Though it is widely thought that Nixon opposed abortion, devout racism overpowered his disdain for the procedure.
And, while we were treated to nonstop images of a disgraced, and penitent, Governor Sanford, discuss how many times he met his lover in Argentina, how long they knew each other, ad nauseum, we were too busy to pay attention to even one of the 30,000 pages of documents that were also released today like a tidbit from a telephone call between then Republican Party National Committee chair, George H.W. Bush, and Richard Nixon, in which Mr. Nixon extolled the virtue of having female candidates in his party.
Nixon is heard to tell Bush: "I noticed a couple of very attractive women, both of them Republicans, in the legislature. I want you to be sure to emphasize to our people, God, let's look for some ... Understand, I don't do it because I'm for women, but I'm doing it because I think maybe a woman might win someplace where a man might not."
We'd rather read e-mails from the governor of South Carolina than listen to a former president tell an evangelical minister, Billy Graham, "deep down in this country, there is a lot of anti-Semitism... It may be they have a death wish. You know that's been the problem with our Jewish friends for centuries." Arguably, the former president might think the Holocaust is evidence of that "death wish."
Of course, there is no escaping the audacious hypocrisy of a political figure like Sanford who, ten years ago, worked sedulously for the impeachment of another president, Bill Clinton, for compromising public trust with his marital infidelity, but the larger question is one of priorities.
Images of casualties in Iraq, Afghanistan, and Pakistan, and reminders of high octane nuclear threats from N. Korea don't boost television ratings as much as the face of a fallen political figure. The release of dozens of hours of tapes that prove a fallen, and morally corrupt, president, Richard Nixon, was not only a virulent racist and anti-Semite, but also a sexist, doesn't produce half the advertising revenue as one salacious e-mail to Sanford's Argentine mistress.
In this country founded by Puritans, it looks to me like we're focusing on the wrong Dick.
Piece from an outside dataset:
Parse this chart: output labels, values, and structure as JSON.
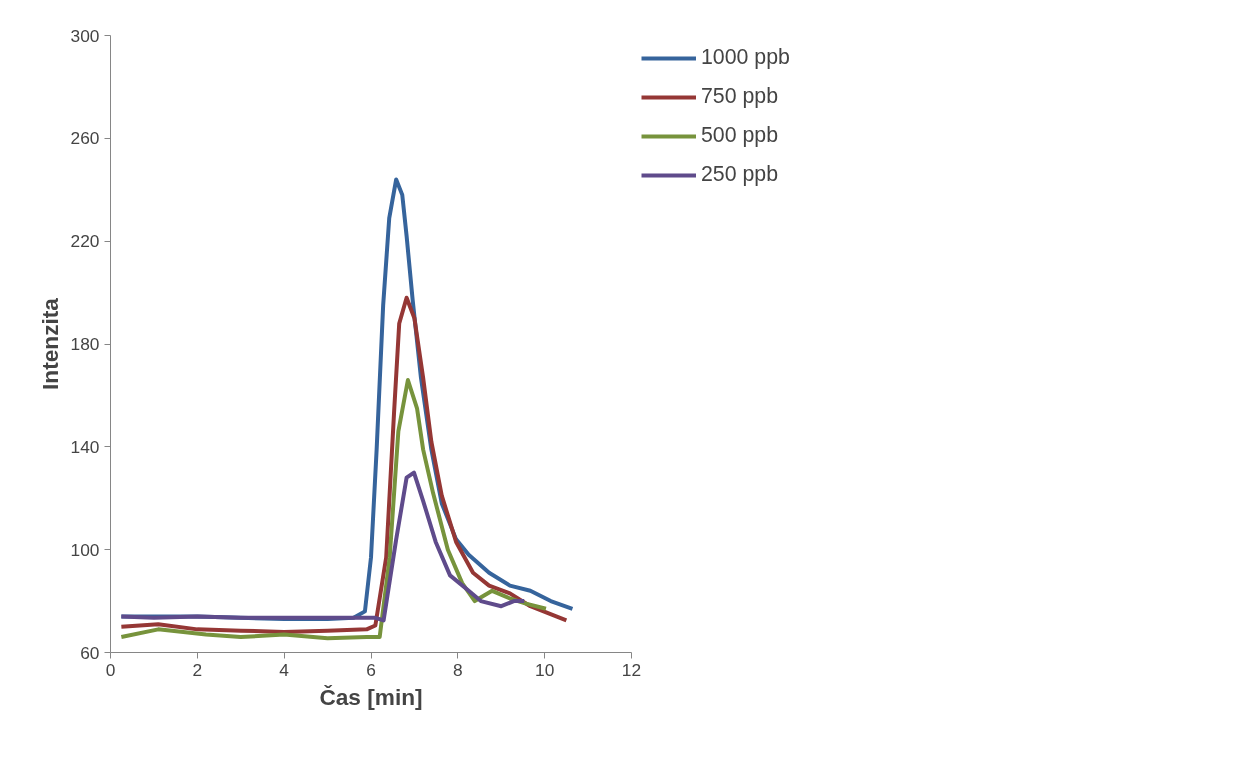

Which is the greater outrage---another outed Republican "family values" sinner, which has become a cliche, or indisputable, documented proof that we let a man who disgraced the presidency resign rather than be impeached ? An outrage that continues when we consider that another president, who did to the Constitution what Nixon did to the basement of the Watergate Hotel, just resigned with dignity, and at taxpayer expense.
It's about priorities, and those who allow themselves to be entertained by disgrace, and distracted by a faux sense of vindication, merely perpetuate the weaponry of mass distraction in the name of media corporate profit.